HOME  ⁄  Hukum

Peninjauan Kepala Staf Umum (Kasum) TNI Letjen TNI Richard Taruli H. Tampubolon terhadap barang bukti dari penggagalan penyel

Oleh Arian Mesa
SHARE   :

Peninjauan Kepala Staf Umum (Kasum) TNI Letjen TNI Richard Taruli H. Tampubolon terhadap barang bukti dari penggagalan penyel
Foto: Peninjauan Kepala Staf Umum (Kasum) TNI Letjen TNI Richard Taruli H. Tampubolon terhadap barang bukti dari penggagalan penyelundupan minerba di perairan Kepri di Batam, Kepri (26/5/2026). (sumber: Dispen Kodaeral IV)

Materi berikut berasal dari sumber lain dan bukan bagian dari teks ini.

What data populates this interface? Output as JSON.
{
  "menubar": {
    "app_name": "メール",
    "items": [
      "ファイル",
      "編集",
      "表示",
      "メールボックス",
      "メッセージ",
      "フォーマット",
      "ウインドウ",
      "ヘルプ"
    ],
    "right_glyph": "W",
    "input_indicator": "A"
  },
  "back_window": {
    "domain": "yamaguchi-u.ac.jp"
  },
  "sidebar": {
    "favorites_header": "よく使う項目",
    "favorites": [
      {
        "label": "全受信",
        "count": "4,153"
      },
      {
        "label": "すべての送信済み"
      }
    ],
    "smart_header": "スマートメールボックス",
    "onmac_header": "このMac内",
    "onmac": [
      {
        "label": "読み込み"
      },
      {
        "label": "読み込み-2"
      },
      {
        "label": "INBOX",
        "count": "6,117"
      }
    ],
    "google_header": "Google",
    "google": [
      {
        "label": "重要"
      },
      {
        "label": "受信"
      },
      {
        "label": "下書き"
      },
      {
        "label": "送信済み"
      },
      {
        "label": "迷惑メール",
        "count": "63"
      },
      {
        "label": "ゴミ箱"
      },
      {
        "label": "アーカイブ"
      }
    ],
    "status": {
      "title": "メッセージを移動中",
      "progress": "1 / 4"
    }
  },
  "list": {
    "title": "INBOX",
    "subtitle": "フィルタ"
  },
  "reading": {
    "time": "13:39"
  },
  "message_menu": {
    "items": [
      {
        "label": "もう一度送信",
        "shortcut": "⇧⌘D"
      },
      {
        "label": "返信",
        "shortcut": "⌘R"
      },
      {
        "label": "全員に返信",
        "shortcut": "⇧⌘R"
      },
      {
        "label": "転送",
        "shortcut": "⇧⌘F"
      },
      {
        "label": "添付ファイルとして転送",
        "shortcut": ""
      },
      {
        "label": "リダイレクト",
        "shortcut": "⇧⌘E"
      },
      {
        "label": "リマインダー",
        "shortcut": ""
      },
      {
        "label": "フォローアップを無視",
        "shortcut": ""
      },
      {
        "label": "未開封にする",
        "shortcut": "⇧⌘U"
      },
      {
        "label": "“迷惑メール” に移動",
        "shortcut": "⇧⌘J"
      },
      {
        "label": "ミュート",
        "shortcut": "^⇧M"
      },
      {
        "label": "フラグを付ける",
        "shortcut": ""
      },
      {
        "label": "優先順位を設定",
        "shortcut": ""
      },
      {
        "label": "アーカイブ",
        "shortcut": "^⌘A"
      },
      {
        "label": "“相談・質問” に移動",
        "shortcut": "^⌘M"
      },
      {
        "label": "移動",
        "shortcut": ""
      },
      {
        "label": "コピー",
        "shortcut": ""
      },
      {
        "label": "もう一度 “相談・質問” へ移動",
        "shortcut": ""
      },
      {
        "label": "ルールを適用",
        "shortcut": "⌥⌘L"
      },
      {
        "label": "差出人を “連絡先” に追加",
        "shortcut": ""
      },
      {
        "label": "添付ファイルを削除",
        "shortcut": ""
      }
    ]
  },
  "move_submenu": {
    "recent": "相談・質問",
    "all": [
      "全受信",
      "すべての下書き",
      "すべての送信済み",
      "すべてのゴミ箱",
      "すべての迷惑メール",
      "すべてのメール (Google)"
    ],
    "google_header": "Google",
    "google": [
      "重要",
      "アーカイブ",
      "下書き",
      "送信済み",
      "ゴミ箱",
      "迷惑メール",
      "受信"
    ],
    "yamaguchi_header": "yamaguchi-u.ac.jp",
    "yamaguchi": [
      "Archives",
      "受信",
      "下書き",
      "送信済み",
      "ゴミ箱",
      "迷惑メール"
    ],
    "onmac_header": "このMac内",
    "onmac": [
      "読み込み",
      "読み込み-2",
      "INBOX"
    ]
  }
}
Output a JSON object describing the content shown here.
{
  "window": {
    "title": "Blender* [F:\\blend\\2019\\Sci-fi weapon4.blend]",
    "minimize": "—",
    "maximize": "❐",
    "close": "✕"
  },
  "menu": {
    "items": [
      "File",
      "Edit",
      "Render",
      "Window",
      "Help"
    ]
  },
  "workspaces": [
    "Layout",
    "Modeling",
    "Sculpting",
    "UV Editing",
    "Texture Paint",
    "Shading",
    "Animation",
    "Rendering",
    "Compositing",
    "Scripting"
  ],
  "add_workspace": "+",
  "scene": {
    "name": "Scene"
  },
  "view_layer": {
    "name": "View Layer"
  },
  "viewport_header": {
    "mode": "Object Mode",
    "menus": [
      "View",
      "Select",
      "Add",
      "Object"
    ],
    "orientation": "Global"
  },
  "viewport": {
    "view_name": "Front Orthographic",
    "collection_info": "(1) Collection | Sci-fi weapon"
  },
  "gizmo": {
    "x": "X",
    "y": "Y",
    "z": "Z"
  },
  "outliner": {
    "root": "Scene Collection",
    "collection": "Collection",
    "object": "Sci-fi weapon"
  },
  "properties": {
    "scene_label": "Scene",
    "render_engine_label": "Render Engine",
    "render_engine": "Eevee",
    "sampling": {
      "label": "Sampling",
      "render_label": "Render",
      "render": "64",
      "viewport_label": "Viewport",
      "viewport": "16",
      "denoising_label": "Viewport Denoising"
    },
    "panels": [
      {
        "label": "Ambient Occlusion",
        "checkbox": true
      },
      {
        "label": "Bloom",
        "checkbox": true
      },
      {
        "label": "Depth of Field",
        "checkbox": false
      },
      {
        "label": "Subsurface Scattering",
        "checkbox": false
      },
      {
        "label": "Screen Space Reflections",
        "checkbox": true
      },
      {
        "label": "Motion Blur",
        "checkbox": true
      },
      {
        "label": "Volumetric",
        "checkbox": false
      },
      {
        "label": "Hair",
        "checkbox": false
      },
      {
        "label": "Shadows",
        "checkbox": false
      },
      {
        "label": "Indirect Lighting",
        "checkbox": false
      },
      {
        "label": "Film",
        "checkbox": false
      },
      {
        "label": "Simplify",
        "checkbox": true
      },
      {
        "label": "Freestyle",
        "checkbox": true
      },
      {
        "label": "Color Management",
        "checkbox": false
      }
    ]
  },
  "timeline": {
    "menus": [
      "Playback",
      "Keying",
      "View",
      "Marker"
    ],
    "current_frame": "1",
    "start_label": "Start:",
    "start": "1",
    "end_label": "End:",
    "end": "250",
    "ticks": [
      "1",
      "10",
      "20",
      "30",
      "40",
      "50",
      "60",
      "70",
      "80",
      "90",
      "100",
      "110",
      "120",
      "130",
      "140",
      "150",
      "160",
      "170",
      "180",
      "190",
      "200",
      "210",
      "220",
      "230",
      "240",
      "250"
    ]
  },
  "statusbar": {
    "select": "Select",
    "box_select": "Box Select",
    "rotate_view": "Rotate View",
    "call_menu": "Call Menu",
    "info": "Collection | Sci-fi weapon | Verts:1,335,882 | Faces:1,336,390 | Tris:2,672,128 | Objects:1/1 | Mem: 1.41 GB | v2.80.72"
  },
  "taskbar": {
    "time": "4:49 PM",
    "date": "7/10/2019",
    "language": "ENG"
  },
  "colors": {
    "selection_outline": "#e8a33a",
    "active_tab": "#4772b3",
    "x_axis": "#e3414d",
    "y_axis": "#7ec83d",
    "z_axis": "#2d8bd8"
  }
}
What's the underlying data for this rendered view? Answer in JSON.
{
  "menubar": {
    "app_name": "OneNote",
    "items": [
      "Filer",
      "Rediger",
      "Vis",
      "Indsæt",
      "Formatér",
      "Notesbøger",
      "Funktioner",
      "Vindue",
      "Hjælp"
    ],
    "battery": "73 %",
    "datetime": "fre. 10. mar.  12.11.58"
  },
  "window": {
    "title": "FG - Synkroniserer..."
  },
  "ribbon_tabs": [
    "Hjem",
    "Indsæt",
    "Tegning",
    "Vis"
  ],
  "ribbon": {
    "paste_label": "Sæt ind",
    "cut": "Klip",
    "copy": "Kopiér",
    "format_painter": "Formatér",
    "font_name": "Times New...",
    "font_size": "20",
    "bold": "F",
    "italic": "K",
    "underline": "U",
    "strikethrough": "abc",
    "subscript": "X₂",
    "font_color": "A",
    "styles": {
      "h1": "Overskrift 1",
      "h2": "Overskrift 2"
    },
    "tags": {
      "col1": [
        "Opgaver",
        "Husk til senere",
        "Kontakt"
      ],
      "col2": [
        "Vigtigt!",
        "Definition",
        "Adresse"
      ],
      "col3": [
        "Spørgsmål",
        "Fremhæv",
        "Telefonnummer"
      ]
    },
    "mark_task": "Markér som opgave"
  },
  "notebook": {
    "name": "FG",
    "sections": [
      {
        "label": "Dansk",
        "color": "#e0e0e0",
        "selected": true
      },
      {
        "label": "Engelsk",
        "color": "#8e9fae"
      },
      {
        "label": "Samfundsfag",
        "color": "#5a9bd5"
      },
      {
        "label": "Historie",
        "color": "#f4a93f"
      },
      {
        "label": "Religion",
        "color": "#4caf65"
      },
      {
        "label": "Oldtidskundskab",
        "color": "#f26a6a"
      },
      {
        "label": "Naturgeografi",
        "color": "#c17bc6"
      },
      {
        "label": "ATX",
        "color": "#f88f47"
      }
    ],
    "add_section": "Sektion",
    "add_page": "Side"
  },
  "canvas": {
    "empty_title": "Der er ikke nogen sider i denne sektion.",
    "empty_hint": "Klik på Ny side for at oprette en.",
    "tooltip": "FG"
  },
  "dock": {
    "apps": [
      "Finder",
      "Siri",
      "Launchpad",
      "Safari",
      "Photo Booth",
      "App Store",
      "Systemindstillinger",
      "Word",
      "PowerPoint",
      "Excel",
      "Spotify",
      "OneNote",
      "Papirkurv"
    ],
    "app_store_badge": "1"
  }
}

Pantau - Letjen TNI Richard Taruli H. Tampubolon meninjau barang bukti dugaan penyelundupan mineral mengandung logam tanah jarang dan unsur radioaktif di Batam, Kepulauan Riau.

Peninjauan dilakukan untuk mendalami hasil penyelidikan terkait dugaan pelanggaran kepabeanan dan tata niaga ekspor mineral dan batu bara yang berpotensi merugikan negara serta mengancam pengelolaan sumber daya alam nasional.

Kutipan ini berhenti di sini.